What was your biggest regret in business school? I regret not investing more in the relationships with my colleagues during the program. Fortunately, now that we have finished the program, we all have more time to develop our relationships.
Which MBA classmate do you most admire? All of my colleagues were outstanding, though I would highlight Jason Roberson. In addition to providing great insights during class, Jason navigated two career transitions (including starting his own marketing firm) and co-authoring a book. Jason is an optimistic, thoughtful, humble, and caring leader, husband, and father. I hope to impact others as he has.
“I knew I wanted to go to business school when…in my first week at my company, after leaving the Air Force and the practice of law, I knew I needed help. I was an expert at cross-examination and the intricacies of search and seizure rules. But I had not seen an income statement since college. I struggled to grasp the bigger picture. If I was going to lead the family business as a second-generation owner, I needed to develop better business acumen quickly—30 families depended on me being prepared for the challenge. I was reading 2-3 business books a month, but I needed to accelerate the learning process. And that is what TCU’s EMBA did for me.”

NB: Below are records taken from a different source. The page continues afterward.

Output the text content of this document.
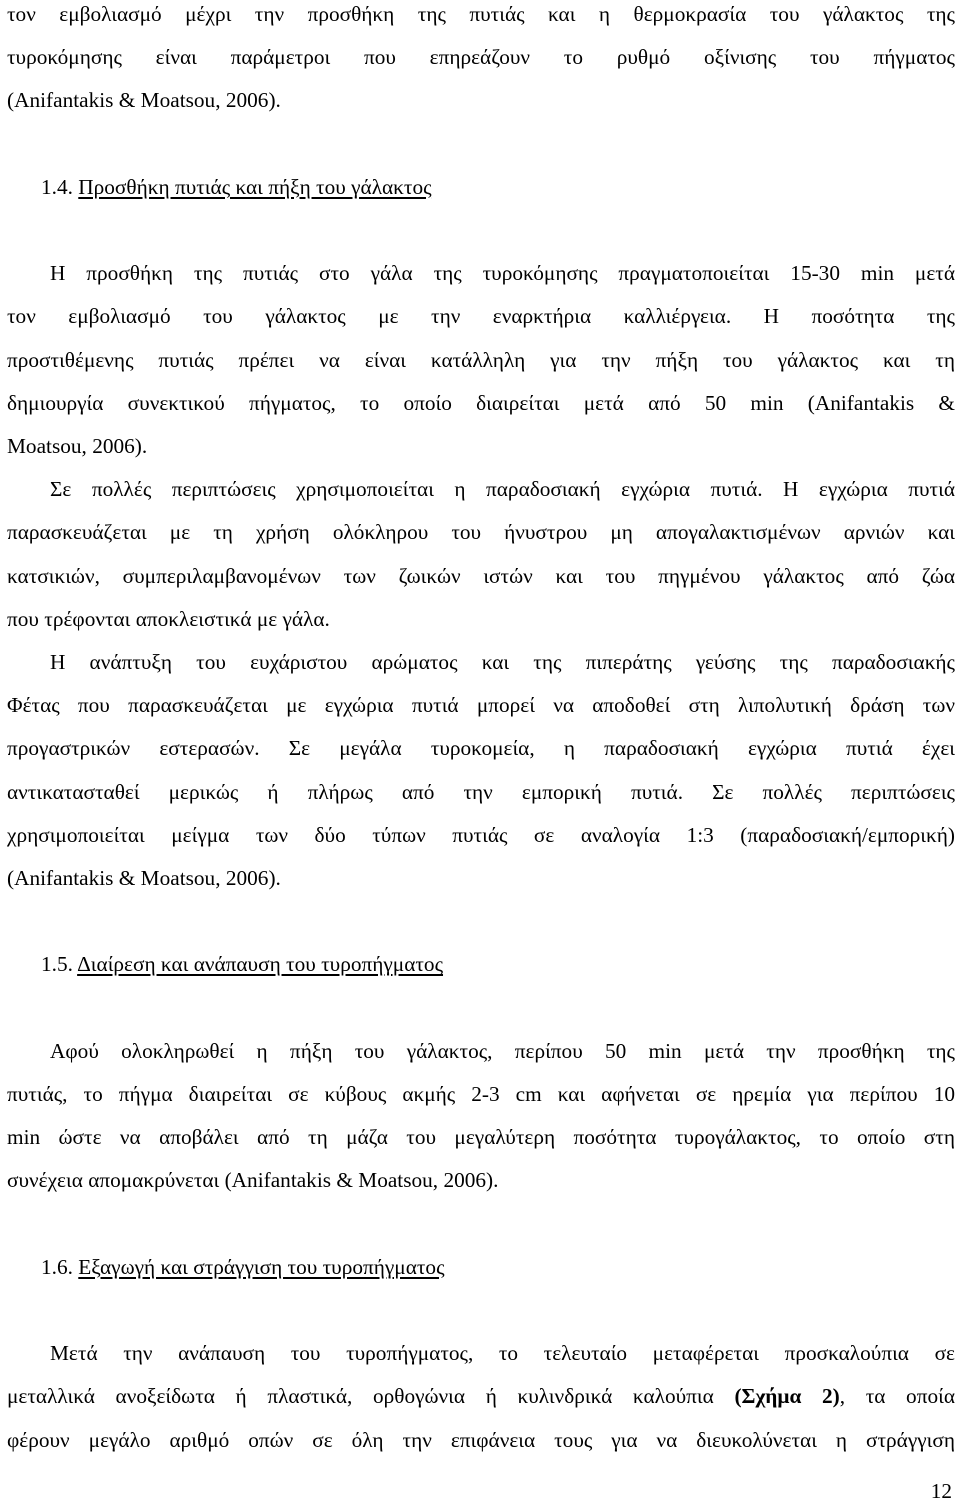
τον εμβολιασμό μέχρι την προσθήκη της πυτιάς και η θερμοκρασία του γάλακτος της
τυροκόμησης είναι παράμετροι που επηρεάζουν το ρυθμό οξίνισης του πήγματος
(Anifantakis & Moatsou, 2006).
1.4. Προσθήκη πυτιάς και πήξη του γάλακτος
Η προσθήκη της πυτιάς στο γάλα της τυροκόμησης πραγματοποιείται 15-30 min μετά
τον εμβολιασμό του γάλακτος με την εναρκτήρια καλλιέργεια. Η ποσότητα της
προστιθέμενης πυτιάς πρέπει να είναι κατάλληλη για την πήξη του γάλακτος και τη
δημιουργία συνεκτικού πήγματος, το οποίο διαιρείται μετά από 50 min (Anifantakis &
Moatsou, 2006).
Σε πολλές περιπτώσεις χρησιμοποιείται η παραδοσιακή εγχώρια πυτιά. Η εγχώρια πυτιά
παρασκευάζεται με τη χρήση ολόκληρου του ήνυστρου μη απογαλακτισμένων αρνιών και
κατσικιών, συμπεριλαμβανομένων των ζωικών ιστών και του πηγμένου γάλακτος από ζώα
που τρέφονται αποκλειστικά με γάλα.
Η ανάπτυξη του ευχάριστου αρώματος και της πιπεράτης γεύσης της παραδοσιακής
Φέτας που παρασκευάζεται με εγχώρια πυτιά μπορεί να αποδοθεί στη λιπολυτική δράση των
προγαστρικών εστερασών. Σε μεγάλα τυροκομεία, η παραδοσιακή εγχώρια πυτιά έχει
αντικατασταθεί μερικώς ή πλήρως από την εμπορική πυτιά. Σε πολλές περιπτώσεις
χρησιμοποιείται μείγμα των δύο τύπων πυτιάς σε αναλογία 1:3 (παραδοσιακή/εμπορική)
(Anifantakis & Moatsou, 2006).
1.5. Διαίρεση και ανάπαυση του τυροπήγματος
Αφού ολοκληρωθεί η πήξη του γάλακτος, περίπου 50 min μετά την προσθήκη της
πυτιάς, το πήγμα διαιρείται σε κύβους ακμής 2-3 cm και αφήνεται σε ηρεμία για περίπου 10
min ώστε να αποβάλει από τη μάζα του μεγαλύτερη ποσότητα τυρογάλακτος, το οποίο στη
συνέχεια απομακρύνεται (Anifantakis & Moatsou, 2006).
1.6. Εξαγωγή και στράγγιση του τυροπήγματος
Μετά την ανάπαυση του τυροπήγματος, το τελευταίο μεταφέρεται προσκαλούπια σε
μεταλλικά ανοξείδωτα ή πλαστικά, ορθογώνια ή κυλινδρικά καλούπια (Σχήμα 2), τα οποία
φέρουν μεγάλο αριθμό οπών σε όλη την επιφάνεια τους για να διευκολύνεται η στράγγιση
12
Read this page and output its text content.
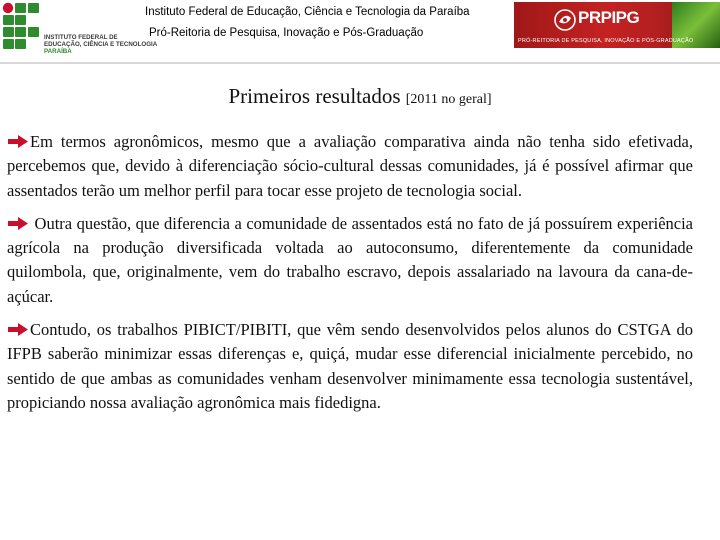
INSTITUTO FEDERAL DE
EDUCAÇÃO, CIÊNCIA E TECNOLOGIA
PARAÍBA
Instituto Federal de Educação, Ciência e Tecnologia da Paraíba
Pró-Reitoria de Pesquisa, Inovação e Pós-Graduação
PRPIPG
PRÓ-REITORIA DE PESQUISA, INOVAÇÃO E PÓS-GRADUAÇÃO
Primeiros resultados [2011 no geral]

Em termos agronômicos, mesmo que a avaliação comparativa ainda não tenha sido efetivada, percebemos que, devido à diferenciação sócio-cultural dessas comunidades, já é possível afirmar que assentados terão um melhor perfil para tocar esse projeto de tecnologia social.

Outra questão, que diferencia a comunidade de assentados está no fato de já possuírem experiência agrícola na produção diversificada voltada ao autoconsumo, diferentemente da comunidade quilombola, que, originalmente, vem do trabalho escravo, depois assalariado na lavoura da cana-de-açúcar.

Contudo, os trabalhos PIBICT/PIBITI, que vêm sendo desenvolvidos pelos alunos do CSTGA do IFPB saberão minimizar essas diferenças e, quiçá, mudar esse diferencial inicialmente percebido, no sentido de que ambas as comunidades venham desenvolver minimamente essa tecnologia sustentável, propiciando nossa avaliação agronômica mais fidedigna.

What is your ultimate long-term professional goal? My goal is the same as my father’s: build the business so that my daughters can take over the business from me and carry it forward for another generation.
In one sentence, how would you like your peers to remember you? I want them to remember that I care deeply about their success and that I am here to support them in any way I can—personally or professionally.
What are the top two items on your bucket list? Attend all four tennis grand slam events with my wife (because who doesn’t want to go to London, Paris, Melbourne, and New York City)! Visit the Guinness Brewery in Dublin to see with my own eyes what a family business can achieve over centuries of diligent effort.
What made Sam such an invaluable member of the Class of 2020?
“Sam Jordan was very excited about everything he was learning. He frequently shared stories about how he applied a topic from class in his business throughout the semester.”
Dr. Ray Smilor
Professor Emeritus in Entrepreneurship
“He was applying what he was learning in each class to his own company and see how it worked and how much it helped. He generously helped other students who had less quantitative backgrounds.”